Sur les pentes


Quoi de mieux pour s'évader de mes 50m2 de confinement étriqués, que de repartir sur les routes de l'Inde, pour une escale à Jaipur, la fameuse cité rose, capitale du Rajasthan. Rien de mieux que de se revoir gravir la colline surplombant la ville et abritant le fort Nahargarh en son sommet, surplombant l'ensemble de la région et offrant une vue sur 360 degrés.
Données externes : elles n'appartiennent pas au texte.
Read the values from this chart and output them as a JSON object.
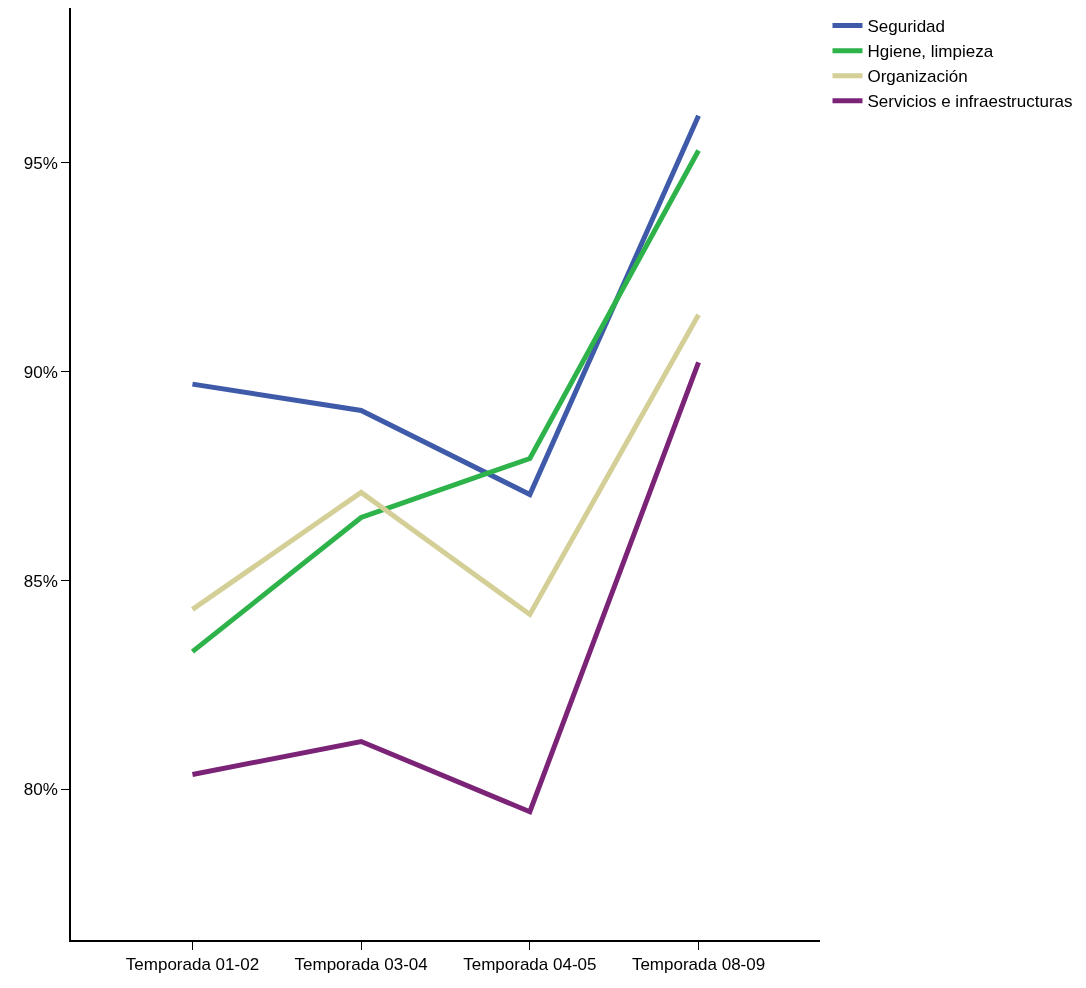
{
  "chart_data": {
    "type": "line",
    "categories": [
      "Temporada 01-02",
      "Temporada 03-04",
      "Temporada 04-05",
      "Temporada 08-09"
    ],
    "series": [
      {
        "name": "Seguridad",
        "color": "#3e5aa8",
        "values": [
          89.7,
          89.07,
          87.06,
          96.12
        ]
      },
      {
        "name": "Hgiene, limpieza",
        "color": "#2db34a",
        "values": [
          83.3,
          86.51,
          87.92,
          95.29
        ]
      },
      {
        "name": "Organización",
        "color": "#d4cf96",
        "values": [
          84.31,
          87.11,
          84.19,
          91.36
        ]
      },
      {
        "name": "Servicios e infraestructuras",
        "color": "#7b2477",
        "values": [
          80.36,
          81.15,
          79.47,
          90.22
        ]
      }
    ],
    "ylim": [
      76.4,
      98.7
    ],
    "yticks": [
      {
        "value": 80,
        "label": "80%"
      },
      {
        "value": 85,
        "label": "85%"
      },
      {
        "value": 90,
        "label": "90%"
      },
      {
        "value": 95,
        "label": "95%"
      }
    ],
    "grid": false,
    "legend": "top right",
    "marker": "none",
    "line_style": "solid"
  }
}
Nous rencontrons alors pas mal de monde sur les pentes du fort, gravissant chacun à leur rythme le sommet, des jeunes, des vieux, des tuk-tuks, des vaches, c'est un petit tour d'horizon d'Inde que l'on trouve sur cette sinueuse petite route pavée. C'est ici que nous y avons rencontré cette famille magnifique, toute de rose vêtue, d'une belle harmonie et aux regards qui me font voyager à chaque fois que je me replonge dans cette image. De la grand-mère avec cet air pensif et songeur, respirant le calme, ou de la mère si fière de poser avec son fils dans les bras, de toute cette belle joaillerie s'amoncelant sur ses bras, et enfin du gamin au regard inquisiteur, curieux et malicieux, c'est un joli concentré de ce pays haut en couleur que l'on a pu croiser là, pour une promenade familiale de fin de journée, sur les pentes de Jaipur.
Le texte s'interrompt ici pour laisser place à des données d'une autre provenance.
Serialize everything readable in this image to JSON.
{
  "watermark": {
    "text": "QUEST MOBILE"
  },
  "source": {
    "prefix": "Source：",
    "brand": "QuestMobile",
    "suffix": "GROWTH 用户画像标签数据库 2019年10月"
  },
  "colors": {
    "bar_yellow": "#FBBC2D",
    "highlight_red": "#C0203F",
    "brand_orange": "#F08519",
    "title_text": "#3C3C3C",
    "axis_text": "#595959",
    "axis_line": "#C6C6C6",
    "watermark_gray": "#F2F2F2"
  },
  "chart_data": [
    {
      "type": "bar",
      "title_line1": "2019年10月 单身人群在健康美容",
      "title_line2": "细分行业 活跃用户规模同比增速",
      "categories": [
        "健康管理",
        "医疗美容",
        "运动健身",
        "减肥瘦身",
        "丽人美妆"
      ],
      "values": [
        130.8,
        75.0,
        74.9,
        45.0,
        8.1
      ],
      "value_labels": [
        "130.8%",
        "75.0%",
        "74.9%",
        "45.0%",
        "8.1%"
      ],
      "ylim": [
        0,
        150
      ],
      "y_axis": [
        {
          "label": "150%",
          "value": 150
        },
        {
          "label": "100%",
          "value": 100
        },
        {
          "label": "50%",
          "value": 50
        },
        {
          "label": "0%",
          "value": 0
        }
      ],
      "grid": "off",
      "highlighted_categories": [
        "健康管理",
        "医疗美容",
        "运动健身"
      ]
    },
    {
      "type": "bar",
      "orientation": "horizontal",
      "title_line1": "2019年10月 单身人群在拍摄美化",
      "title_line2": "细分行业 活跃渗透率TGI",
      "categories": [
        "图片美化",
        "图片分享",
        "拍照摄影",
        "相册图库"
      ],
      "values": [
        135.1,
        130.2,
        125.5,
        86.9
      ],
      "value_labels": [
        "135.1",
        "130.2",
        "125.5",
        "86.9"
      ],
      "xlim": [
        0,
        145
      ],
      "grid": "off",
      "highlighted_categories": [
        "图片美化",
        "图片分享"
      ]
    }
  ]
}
Cela nous en ferait presque oublier à quel point ce pays peut aussi être fou, complètement crazzy. Et c'est en arrivant proche du sommet que l'on se le reprend en pleine figure, derrière les remparts du fort, le temps d'une image, pour découvrir l'immensité de la ville à nos pieds, de part et d'autre, entourant la colline telle une grande marée urbaine. Car il ne faut pas oublier que même si l'Inde n'est que le deuxième pays le plus peuplé du monde derrière la Chine, avec près de 1,4 milliards de personnes, sa densité de population est trois fois plus importante, offrant des concentrations de vie qui donnent vraiment le tournis.


Nous profitons du point de vue pour un superbe couché de soleil sur cette ville qui semble sans fin, s'éternisant sous tous ses horizons. Les derniers rayons dorés du jour viennent alors envelopper une des pentes sablonneuse en contrebas du fort, offrant à quelques chanceux une dernière glissade en luge jusqu'aux portes de la ville.